In a complaint filed in the High Court of London in October, the Singapore-based LLG PTE Ltd. alleges that Philbrick will not give the company a Donald Judd work that it claims it bought in 2015. First reported by Bloomberg, the suit accuses Philbrick of having possibly given the work to a third party and having not responded to inquiries about where the work may now reside. A judge in the court granted a $1 million freeze on the dealer’s assets earlier this week.
In another legal filing against Philbrick, who ran a gallery with spaces in Miami and London, both now closed, Satfinance Investment Ltd. has accused the dealer of inflating the price of a Jean-Michel Basquiat painting, Humidity, allegedly charging the company about $6 million over the agreed-upon price of $12.2 million.
“We have only seen the tip of the iceberg; there’s no question that this has impacted far more people than simply those who already have filed suit,” Judd Grossman, a lawyer representing Satfinance, said in an email to ARTnews.
A representative for Philbrick did not immediately respond to a request for comment.
The Satfinance and LLG actions follow a court-ordered freeze on Philbrick’s assets in England and Wales. The German art firm Fine Art Partners (FAP) had lobbied the court to bring that freeze order, which applies to $13.7 million in assets belonging to Philbrick, including works by Judd, Yayoi Kusama, and Christopher Wool.
A suit brought by FAP against Philbrick in Miami is also currently pending. The firm has accused the dealer of withholding $14 million in art, alleging that Philbrick has “refused” to return works that FAP claims it owns, among them Kusama’s 2016 installation All the Eternal Love I Have for the Pumpkins.

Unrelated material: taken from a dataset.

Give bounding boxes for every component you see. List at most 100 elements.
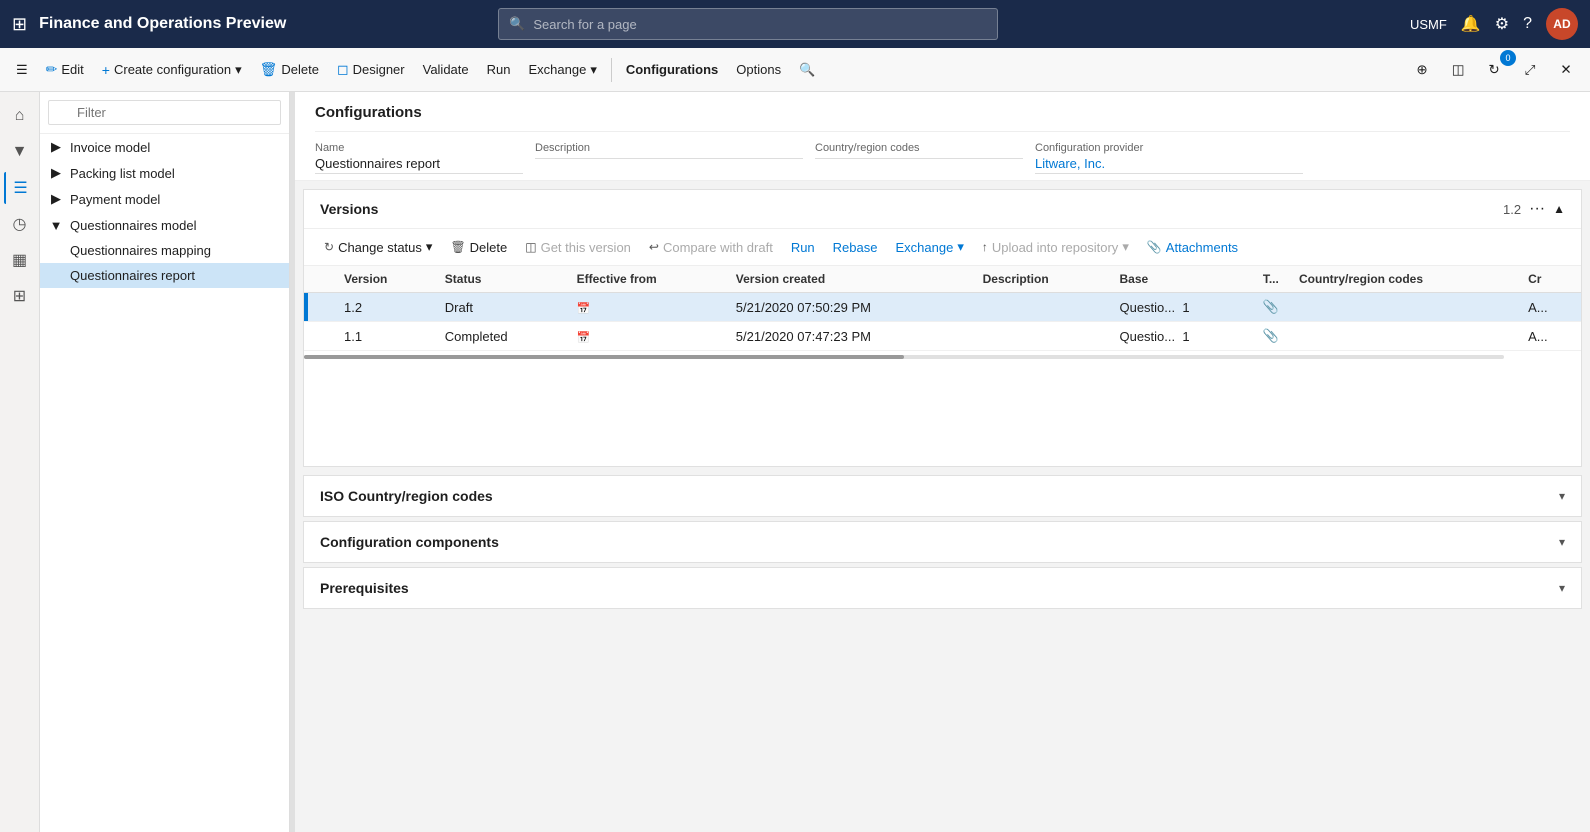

That work is on view in Miami, in an exhibition staged by the Institute of Contemporary Art, and, according to a prior Bloomberg report, is owned by the Collection of the Royal Commission for Al-Ula in Saudi Arabia.
The art-collecting company Guzzini has also filed suit against Philbrick, alleging in a complaint filed in New York that it owned a Rudolf Stingel painting that sold at Christie’s New York for $6.52 million this past May. In its own lawsuit, FAP claimed that it agreed to purchase the painting from Philbrick in 2016, and that, without the firm’s knowledge, Philbrick consigned it to auction at Christie’s in 2017. Guzzini claims that it, not FAP, consigned the work to Christie’s.